After more than a month of speculation over how the FDA will rule on Novavax’s application for an updated formulation of its COVID-19 shot, CEO John Jacobs said on the company’s Q1 earnings call: “When we have it, we’ll have it. Until then, we don’t have it.”
Novavax’s updated COVID-19 vaccine has been in limbo after the FDA missed its PDUFA deadline and subsequently requested another trial—though it’s unclear if that trial needs to happen before approval. But today, the company gave investors some good news, reporting a massive year-over-year increase in sales for the original product on a first-quarter earnings call Thursday.
In its Q1 2025 earnings report, the Maryland-based company reported $667 million for the quarter, an increase of 610% over the $94 million brought in during the first three months of last year. The majority of this revenue came from sales of the COVID-19 vaccine, Nuvaxovid, which clocked $608 million—a dramatic increase over the $82 million it generated in Q1 2024.
Nuvaxovid was the primary theme running through the call, in which executives also touched on the company’s earlier-stage pipeline—including a combination COVID-19/flu vaccine currently in Phase III studies—as well as partnerships and a recently reported reactogenicity study.
On April 1, the FDA did not announce a decision regarding full approval of Nuvaxovid, which is currently marketed under an emergency use authorization (EUA). The missed PDUFA ignited significant controversy and placed Novavax at the heart of the vaccines debate currently broiling under Health and Human Services Secretary Robert F. Kennedy Jr.
At one point during the Q&A period, which was riddled with questions regarding the vaccine’s BLA, CEO John Jacobs appeared to show some exasperation, saying: “When we have it, we’ll have it. Until then, we don’t have it.”
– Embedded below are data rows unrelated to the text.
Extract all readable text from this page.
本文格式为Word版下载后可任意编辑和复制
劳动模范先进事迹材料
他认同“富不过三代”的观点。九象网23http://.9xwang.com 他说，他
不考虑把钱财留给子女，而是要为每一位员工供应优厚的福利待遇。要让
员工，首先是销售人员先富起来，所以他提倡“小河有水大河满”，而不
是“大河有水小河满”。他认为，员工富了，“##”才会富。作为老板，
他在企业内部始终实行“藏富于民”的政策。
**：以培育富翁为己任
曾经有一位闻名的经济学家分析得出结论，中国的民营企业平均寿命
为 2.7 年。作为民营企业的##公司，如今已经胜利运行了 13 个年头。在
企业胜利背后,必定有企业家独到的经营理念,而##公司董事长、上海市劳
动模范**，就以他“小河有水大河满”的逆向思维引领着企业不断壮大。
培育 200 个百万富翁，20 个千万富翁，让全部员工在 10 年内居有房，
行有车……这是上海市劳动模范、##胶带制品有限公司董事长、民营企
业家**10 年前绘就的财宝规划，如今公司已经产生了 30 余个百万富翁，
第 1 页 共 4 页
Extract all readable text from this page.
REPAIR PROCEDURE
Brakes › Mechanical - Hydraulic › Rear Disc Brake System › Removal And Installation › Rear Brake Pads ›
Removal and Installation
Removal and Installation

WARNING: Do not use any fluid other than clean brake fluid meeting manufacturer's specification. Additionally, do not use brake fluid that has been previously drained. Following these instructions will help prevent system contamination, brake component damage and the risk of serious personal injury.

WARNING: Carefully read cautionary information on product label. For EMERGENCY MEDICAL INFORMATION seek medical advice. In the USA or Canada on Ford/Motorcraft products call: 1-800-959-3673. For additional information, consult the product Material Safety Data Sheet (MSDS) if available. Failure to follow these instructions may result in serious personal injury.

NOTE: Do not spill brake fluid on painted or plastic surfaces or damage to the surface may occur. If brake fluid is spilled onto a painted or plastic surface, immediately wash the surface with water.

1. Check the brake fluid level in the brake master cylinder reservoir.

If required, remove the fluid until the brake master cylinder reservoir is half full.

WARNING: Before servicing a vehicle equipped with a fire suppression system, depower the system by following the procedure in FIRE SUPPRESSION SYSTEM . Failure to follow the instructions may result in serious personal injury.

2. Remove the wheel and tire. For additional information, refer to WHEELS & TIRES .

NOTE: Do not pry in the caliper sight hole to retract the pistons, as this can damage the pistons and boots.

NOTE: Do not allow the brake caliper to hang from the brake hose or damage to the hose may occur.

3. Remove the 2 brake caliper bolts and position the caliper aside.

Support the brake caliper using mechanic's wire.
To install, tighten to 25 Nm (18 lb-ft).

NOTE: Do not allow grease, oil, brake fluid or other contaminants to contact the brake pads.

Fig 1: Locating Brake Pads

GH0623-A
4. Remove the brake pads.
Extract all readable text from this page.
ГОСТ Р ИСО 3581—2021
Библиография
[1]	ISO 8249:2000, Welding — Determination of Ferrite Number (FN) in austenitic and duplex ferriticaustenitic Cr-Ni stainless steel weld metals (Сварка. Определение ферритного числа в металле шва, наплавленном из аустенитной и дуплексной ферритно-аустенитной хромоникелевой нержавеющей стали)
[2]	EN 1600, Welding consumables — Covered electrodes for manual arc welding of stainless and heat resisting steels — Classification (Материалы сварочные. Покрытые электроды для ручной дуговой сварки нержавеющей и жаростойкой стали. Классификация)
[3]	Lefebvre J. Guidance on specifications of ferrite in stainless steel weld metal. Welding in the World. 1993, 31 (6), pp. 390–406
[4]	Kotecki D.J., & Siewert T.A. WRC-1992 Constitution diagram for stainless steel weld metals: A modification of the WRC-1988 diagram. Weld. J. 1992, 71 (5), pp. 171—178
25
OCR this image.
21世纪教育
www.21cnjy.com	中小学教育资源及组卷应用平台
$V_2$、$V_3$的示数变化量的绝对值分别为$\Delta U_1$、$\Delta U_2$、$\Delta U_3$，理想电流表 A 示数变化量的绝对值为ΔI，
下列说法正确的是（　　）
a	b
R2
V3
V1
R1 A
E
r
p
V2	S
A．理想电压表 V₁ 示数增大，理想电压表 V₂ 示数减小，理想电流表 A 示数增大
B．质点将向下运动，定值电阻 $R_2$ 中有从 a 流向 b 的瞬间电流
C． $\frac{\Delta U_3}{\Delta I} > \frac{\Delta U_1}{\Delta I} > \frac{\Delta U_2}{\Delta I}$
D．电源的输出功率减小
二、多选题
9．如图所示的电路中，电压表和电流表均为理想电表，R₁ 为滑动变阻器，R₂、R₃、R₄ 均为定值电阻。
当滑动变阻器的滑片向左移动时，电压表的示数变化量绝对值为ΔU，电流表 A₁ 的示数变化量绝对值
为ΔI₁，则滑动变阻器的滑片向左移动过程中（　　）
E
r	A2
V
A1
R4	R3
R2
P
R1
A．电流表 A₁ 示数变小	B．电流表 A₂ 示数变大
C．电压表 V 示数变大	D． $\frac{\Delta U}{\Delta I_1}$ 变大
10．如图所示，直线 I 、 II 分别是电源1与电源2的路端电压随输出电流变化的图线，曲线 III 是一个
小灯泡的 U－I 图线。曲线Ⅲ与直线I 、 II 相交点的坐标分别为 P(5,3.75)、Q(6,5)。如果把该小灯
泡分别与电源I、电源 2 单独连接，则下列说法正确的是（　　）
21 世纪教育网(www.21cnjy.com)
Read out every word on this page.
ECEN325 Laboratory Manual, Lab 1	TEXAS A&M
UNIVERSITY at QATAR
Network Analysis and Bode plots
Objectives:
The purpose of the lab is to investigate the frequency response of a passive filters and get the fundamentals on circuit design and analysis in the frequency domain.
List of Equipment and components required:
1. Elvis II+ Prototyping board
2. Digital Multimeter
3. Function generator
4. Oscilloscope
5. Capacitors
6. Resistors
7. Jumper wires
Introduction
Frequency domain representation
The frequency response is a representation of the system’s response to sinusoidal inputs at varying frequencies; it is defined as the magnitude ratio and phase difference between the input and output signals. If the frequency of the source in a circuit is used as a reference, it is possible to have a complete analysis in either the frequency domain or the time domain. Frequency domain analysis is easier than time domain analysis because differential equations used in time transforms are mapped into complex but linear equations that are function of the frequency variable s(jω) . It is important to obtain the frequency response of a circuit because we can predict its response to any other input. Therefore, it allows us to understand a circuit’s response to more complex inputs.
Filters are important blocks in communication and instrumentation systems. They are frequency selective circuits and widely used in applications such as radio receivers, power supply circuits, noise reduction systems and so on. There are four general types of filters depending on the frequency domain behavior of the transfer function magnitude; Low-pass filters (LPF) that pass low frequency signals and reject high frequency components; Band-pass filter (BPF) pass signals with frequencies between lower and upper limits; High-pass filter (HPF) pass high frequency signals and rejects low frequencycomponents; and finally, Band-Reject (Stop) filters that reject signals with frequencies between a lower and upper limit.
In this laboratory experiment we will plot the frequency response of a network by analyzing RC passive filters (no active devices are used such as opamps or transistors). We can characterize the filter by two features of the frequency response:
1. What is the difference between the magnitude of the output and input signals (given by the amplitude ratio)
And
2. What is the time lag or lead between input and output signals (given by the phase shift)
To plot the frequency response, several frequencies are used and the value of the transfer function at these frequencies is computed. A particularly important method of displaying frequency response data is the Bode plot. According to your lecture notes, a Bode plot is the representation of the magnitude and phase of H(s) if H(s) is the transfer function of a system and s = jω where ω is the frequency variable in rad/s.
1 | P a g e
On April 25, The Wall Street Journal reported that the FDA was requesting the company complete an additional randomized clinical trial, a fact Novavax has confirmed. While executives have maintained—including on Thursday’s call—that this would be a postmarketing study, FDA Commissioner Marty Makary raised questions when he posted on X: “To be clear, this is a new product that Novavax is trying to introduce to the market with a study of a different product from 2021. New products require new clinical studies.”
Makary’s statement presaged a new policy revealed by HHS last week requiring all new vaccines to be tested in placebo-controlled trials before they are approved.
Jacobs sought to clarify any ambiguity in responding to a question regarding the potential for an additional clinical trial prior to approval of the BLA. “Based on what we’ve received to date, formally from FDA, they’re asking for a postmarketing commitment, and by definition, it’s our understanding that a postmarketing commitment comes after approval when you’ve begun to market that product,” he said.
Novavax CFO Jim Kelly added that the company is “working closely with our partner Sanofi to determine the potential approach to funding” the postmarketing study. Notably, Novavax did not provide full-year 2025 guidance for sales of Nuvaxovid, and Kelly said that potential costs of a postmarketing study should be considered in terms of Novavax’s multi-year guidance.
Despite the recent attention on the COVID-19 vaccine, Jacobs said that Novavax has now pivoted focus to its partnerships, including the licensing agreement with Sanofi, which Jacobs called a first priority. Signed in May 2024, the deal covers the co-commercialization of Nuvaxovid and development of the novel COVID-19/flu combo shot.
Meanwhile, Novavax touted the results of the SHIELD-Utah study, comparing the updated JN.1 Nuvaxovid shot to Pfizer and BioNTech’s Comirnaty in terms of reactogenicity. Preliminary data, reported on April 15, showed that Novavax’s protein-based vaccine “induced lower frequency and severity of short-term side effects and impact on daily life” compared to the mRNA-based Comirnaty.
Novavax raised its full-year 2025 guidance from $975 million to $1.03 billion.